Indonesia Intensifkan Penemuan dan Penanganan Kasus HIV/AIDS Guna Capai Target 2030

Kementerian Kesehatan Republik Indonesia (Kemenkes) mengungkapkan, hingga Maret 2024, telah teridentifikasi 356.638 Orang Dengan HIV (ODHIV) dari estimasi 564 ribu ODHIV yang perlu ditemukan pada tahun 2025. Langkah ini krusial untuk memastikan penanganan yang tepat dan cepat.

Dari jumlah ODHIV yang terdeteksi, sekitar 67% atau 239.819 orang sedang menjalani pengobatan. Kabar baiknya, sekitar 55% atau 132.575 di antaranya menunjukkan penekanan virus yang signifikan.

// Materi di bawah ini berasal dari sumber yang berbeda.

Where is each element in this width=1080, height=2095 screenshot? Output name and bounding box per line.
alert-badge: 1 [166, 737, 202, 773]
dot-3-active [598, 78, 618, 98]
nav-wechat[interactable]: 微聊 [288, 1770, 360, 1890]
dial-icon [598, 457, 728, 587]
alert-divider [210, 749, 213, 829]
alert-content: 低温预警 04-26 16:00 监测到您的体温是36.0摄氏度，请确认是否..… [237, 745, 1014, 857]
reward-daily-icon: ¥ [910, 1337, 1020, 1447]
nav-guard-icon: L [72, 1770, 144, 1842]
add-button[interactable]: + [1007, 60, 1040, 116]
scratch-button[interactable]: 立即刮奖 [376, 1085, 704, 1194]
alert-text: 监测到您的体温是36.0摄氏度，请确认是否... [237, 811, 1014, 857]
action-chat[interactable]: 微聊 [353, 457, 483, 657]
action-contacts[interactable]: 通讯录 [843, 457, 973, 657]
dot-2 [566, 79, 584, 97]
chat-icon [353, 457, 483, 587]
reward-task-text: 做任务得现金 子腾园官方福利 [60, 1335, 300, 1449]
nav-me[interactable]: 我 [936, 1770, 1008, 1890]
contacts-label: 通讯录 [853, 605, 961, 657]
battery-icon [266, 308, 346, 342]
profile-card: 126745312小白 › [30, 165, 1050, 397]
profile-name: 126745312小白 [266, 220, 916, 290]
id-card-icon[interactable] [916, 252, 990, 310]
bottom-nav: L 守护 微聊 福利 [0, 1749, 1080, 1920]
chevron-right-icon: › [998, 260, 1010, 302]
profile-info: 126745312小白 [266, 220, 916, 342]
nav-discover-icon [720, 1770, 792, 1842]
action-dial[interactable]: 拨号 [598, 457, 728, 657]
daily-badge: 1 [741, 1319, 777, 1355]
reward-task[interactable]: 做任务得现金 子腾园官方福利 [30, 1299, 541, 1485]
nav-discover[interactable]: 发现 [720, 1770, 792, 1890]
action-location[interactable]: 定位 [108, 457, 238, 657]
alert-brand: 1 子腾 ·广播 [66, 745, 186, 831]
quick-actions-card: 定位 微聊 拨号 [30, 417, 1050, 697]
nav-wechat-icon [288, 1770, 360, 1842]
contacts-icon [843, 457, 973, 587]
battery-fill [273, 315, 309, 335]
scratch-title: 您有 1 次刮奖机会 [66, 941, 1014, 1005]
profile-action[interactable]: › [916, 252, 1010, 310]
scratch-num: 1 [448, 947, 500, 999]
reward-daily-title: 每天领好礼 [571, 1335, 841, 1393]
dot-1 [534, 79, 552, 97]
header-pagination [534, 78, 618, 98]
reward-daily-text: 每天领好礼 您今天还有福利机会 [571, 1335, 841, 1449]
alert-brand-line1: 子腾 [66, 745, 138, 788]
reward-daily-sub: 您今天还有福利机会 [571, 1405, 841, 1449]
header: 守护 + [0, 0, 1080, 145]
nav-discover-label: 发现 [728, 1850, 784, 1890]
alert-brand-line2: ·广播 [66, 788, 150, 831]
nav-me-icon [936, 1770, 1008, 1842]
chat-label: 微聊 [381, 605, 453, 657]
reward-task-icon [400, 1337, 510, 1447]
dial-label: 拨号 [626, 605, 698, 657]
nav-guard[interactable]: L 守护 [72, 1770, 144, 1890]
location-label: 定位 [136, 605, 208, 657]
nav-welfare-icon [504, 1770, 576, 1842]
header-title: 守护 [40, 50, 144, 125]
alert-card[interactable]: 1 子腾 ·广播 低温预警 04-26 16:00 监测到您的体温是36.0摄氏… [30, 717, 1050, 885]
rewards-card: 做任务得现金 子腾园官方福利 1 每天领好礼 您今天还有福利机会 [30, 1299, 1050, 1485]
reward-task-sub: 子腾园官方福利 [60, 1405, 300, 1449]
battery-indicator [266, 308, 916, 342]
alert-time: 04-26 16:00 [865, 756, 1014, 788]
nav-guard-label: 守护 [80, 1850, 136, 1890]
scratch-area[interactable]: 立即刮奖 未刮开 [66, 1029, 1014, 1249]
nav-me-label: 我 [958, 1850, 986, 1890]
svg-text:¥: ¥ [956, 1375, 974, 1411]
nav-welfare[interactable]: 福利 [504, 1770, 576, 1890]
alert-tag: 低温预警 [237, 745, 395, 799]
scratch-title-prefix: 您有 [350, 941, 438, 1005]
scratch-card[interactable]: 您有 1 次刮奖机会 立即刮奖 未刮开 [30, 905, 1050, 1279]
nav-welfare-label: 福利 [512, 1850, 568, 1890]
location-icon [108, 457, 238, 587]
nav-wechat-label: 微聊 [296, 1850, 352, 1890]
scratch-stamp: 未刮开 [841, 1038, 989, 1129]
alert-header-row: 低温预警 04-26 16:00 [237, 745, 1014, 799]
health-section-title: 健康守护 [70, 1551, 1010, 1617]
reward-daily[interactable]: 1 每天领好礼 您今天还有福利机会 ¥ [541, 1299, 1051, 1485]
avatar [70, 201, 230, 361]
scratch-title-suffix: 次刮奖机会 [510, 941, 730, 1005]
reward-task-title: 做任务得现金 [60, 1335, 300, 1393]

Namun, tantangan masih ada dalam menemukan kasus baru dan memastikan pasien tetap dalam pantauan. Kehilangan kontak dengan pasien selama proses tindak lanjut menjadi kendala utama dalam mencapai target 95% ODHIV mengetahui status mereka.

Indonesia berkomitmen untuk mengakhiri epidemi AIDS dan Infeksi Menular Seksual (IMS) pada tahun 2030 dengan target 95-95-95: 95% ODHIV mengetahui statusnya, 95% menjalani pengobatan AntiRetroViral (ARV), dan 95% yang diobati mengalami penekanan virus. Penekanan virus ini penting karena berarti individu tersebut tidak lagi menularkan virus, meski virus masih ada di dalam tubuh.

Selain itu, target Three Zeroes menjadi fokus utama: nol infeksi baru, nol kematian akibat AIDS, dan nol stigma serta diskriminasi terhadap ODHIV.

Dari data yang ada, 37% ODHIV berasal dari populasi kunci seperti lelaki berhubungan seks dengan lelaki (LSL), pekerja seks wanita (PSW), pengguna narkoba suntik (penasun), serta waria atau transgender. Sebesar 36,7% berasal dari populasi umum seperti individu dengan sistem imun rendah, penderita tuberkulosis, IMS, hepatitis, ibu hamil, dan warga binaan. Sisanya, 10,8% berasal dari populasi khusus seperti calon pengantin, dan 15,3% dari populasi rentan seperti pelanggan pekerja seks, pasangan populasi kunci, dan anak dari ibu dengan HIV/AIDS.

Untuk meningkatkan penemuan dan penanganan ODHIV dan IMS, Indonesia mengintensifkan upaya pencegahan, surveilans, penanganan kasus, serta promosi kesehatan.

Pesan kunci bagi masyarakat adalah formula ABCDE dalam pencegahan: Abstinence (tidak berhubungan seks sebelum waktunya), Be faithful (setia pada pasangan), Condom (gunakan kondom untuk mitigasi risiko), No drugs (hindari narkoba), dan Education (edukasi tentang HIV/AIDS).

Masyarakat diimbau untuk tidak takut memeriksakan diri demi kesehatan. Kemenkes juga berupaya mengurangi stigma dan diskriminasi dengan melatih tenaga kesehatan dan mengedukasi publik tentang cara memperlakukan pasien HIV dan IMS dengan menjaga kerahasiaan dan privasi.

HIV dan IMS adalah masalah kesehatan, bukan masalah moral. Penyakit ini dapat menyerang semua usia dan lapisan masyarakat. Oleh karena itu, penting untuk tidak menghakimi siapapun yang terkena HIV/AIDS.